Leonie McGregor could still use some financial help, but with or without it she is determined to see her dream through, and she attributes that determination to the encouragement she has received from her younger brother and two children. ‘‘If say my three kids,’’ she explains, ‘‘because when my mother died she left me my brother, Jude, and he is a sweetheart. After my son got married, at 19, my daughter and Jude were the closest people to me, they really stood by me; sometimes, when things looked hopeless and I felt alone, those two tried to make me laugh, they’d say ‘come on mommy, come on sister, we will make it, don’t worry,’ and I’d say to myself ‘yes,’ because those two have been the light in my life.

My daughter knows that everything I have done has been for them, I raised my children by myself, and even when I was broke the children looked impeccable. Now I wasn’t thinking of the children when I first dreamt of having a restaurant, but when I was working for Texaco as a receptionist I thought about the fact that I was forty years old and I had nothing to leave my children, so this gave me the urge to do something constructive before I got too old, or died.”

Since opening in July, Leoni Au Coin D’Haiti has attracted an impressive roster of regular clients; her guest book is filled with the names of U.N. diplomats and successful business people, many of whom first became acquainted with Leoni’s cooking expertise at private parties catered by her prior to the opening of the restaurant.

Once you have tasted Leoni’s cooking, the attraction becomes clear. Though African and Caribbean dishes are available on Saturdays, the accent, of course, is on Haitian cuisine, which is similar to French cuisine, but has a distinction of its own. ‘‘What really makes Haitian food is the spice,” Leonie says, “It is well seasoned, but not necessarily hot.
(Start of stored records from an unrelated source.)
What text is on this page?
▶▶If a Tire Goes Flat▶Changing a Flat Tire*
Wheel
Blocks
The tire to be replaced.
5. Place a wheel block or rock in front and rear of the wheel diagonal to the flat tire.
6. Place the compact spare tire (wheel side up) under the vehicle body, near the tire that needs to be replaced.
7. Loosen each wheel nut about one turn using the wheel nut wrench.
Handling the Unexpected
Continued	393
We make it according to our customers’ taste — mild, medium or very hot. Basically we eat the same things, pork, chicken, beef, seafood, or whatever, but we prepare it in different ways, and that is what distinguishes Haitian cuisine from Italian, French, and so on.”

Among the many fine dishes served at Leoni Au Coin D’Haiti [Leonie on the corner of Haiti] are two excellent “soups: Creme de Giromon [cream of pumpkin], the national soup of Haiti, and Soupe aux Pois Noir, au Pois Conre [black bean or black-eyed pea soup], an absolute knockout. Specialties of the house— served with vegetables of the season [usually fresh] and rice, or rice and beans, and a salad — include Poulet Port-au-Prince [chicken in a spiced Haitian sauce], Lambi et Aubergines [stewed conch and eggplant], Roti de Porc de la Gonave [roast pork with Creole sauce], shrimp and crab dishes, and a variety of delicious gumbos. All of this is, of course, preceded by a choice of four mouth-watering hors d’oeuvres [which almost are a meal in themselves] and followed by desserts that are as unique as the rest of the menu: Pudding de Bain au Rhum [bread pudding in a rum sauce] or Corbeille de Fruits et Fromages, a wide variety of fresh fruit and cheeses. American coffee is also available, but I recommend that you try Cafe filtre d’Haiti, a rich Haitian coffee with a pinch of cinnamon added to give it a very special taste.

Leoni Au Coin D’Haiti also has a special luncheon menu, which includes Banana Pancakes [served with fresh fruit] and a terrific Caviar Omelet. Prices are moderate: meals are prix fix, starting at $10 for lunch and $15 for dinner, or a la carte. Lunch is served Monday through Friday from 11 am to 3 pm, dinner Sunday through Saturday from 6 pm to midnight. Reservations are preferred for lunch, but required for dinner — (212) 532-8812. At the moment, Leonie can accommodate small private parties, but expects to expand to other floors eventually — your patronage could help to speed up that process.

*That is how it was during my visit. Con Edison has since turned on the juice, and now the chandeliers sparkle once more!